Tuesday 30 November 2010

Potentially Dangerous

It has long been established that some discretion is always needed when folk send emails to one another, and stories about the cock-ups when people accidentally get emails they oughtn’t to see are legion.

Most often these sort of cock-ups are caused when the writer of an email presses the wrong button and sends it to the very person who shouldn’t see it. Sometimes an email which criticises someone is maliciously circulated and recirculated, eventually ending up in the wrong hands.

So, bearing this in mind, discretion has to be the watchword when people send their emails which, when you consider it, are just another form of the written word and therefore capable of being reproduced. Exactly the same principles apply when sending cables.

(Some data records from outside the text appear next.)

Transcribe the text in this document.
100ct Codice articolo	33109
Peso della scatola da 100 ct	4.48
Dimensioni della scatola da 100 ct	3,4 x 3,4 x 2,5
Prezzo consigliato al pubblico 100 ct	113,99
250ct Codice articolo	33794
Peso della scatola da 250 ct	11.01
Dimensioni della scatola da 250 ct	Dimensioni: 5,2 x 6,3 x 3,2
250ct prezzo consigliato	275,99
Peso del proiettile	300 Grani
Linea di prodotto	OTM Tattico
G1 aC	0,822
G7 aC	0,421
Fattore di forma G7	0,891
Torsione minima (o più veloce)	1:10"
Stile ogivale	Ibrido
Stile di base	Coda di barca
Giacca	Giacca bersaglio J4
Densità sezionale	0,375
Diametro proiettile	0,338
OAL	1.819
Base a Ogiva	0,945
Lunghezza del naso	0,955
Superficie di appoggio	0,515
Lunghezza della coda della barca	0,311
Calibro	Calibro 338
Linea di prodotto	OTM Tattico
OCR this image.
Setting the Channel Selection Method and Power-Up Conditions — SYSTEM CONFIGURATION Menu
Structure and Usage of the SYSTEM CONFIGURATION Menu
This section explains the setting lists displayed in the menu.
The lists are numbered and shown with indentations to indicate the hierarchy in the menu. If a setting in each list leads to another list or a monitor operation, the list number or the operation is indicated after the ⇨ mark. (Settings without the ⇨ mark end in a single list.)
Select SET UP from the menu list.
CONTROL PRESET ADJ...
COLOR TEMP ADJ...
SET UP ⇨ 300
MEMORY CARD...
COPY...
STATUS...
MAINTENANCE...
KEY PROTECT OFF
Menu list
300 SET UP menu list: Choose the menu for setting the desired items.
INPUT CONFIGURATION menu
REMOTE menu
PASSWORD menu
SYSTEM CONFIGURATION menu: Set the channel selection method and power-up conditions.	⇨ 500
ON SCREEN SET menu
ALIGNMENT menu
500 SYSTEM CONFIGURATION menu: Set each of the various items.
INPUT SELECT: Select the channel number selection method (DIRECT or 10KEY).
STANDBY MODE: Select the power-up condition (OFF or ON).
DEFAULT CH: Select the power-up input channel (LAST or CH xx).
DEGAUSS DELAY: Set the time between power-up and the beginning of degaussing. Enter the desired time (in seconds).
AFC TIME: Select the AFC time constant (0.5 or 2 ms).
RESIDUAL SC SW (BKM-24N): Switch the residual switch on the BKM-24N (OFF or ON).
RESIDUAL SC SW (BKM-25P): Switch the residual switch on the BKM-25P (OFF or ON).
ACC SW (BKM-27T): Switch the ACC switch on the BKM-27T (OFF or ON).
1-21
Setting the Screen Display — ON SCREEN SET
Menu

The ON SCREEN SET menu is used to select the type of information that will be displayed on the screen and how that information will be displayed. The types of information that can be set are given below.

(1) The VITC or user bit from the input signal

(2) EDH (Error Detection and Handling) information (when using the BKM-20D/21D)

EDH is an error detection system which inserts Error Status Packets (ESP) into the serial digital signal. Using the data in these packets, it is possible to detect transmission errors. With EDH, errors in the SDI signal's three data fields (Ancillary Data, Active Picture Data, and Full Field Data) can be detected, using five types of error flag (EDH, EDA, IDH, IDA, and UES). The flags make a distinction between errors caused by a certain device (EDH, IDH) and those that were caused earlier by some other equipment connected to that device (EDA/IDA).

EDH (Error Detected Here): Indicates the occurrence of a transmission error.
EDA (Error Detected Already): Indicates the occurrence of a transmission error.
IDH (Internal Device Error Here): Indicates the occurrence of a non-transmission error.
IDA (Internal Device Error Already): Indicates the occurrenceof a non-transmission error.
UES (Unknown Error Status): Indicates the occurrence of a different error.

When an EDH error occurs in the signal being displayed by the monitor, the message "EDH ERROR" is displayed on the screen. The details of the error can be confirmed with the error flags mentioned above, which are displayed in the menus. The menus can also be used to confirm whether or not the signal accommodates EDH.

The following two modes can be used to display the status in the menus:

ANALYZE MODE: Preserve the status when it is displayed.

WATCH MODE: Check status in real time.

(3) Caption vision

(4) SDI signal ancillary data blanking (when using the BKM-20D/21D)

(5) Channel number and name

WikiLeaks is a website run by an international non-profit organisation that aims to publish and comment on leaked documents alleging government and corporate misconduct. It has been busy in recent months, but has latterly caused international controversy and embarrassment by publishing the first tranche of over 250,000 diplomatic emails and cables that an unknown source has passed on to them.

Perhaps, just perhaps, the leaking of some documents helps in some way to uncover corporate and governmental misdoings. On the other hand, to recklessly publish documents which have been unlawfully obtained and which create untold diplomatic difficulties is, in my view at any rate, irresponsible and potentially dangerous.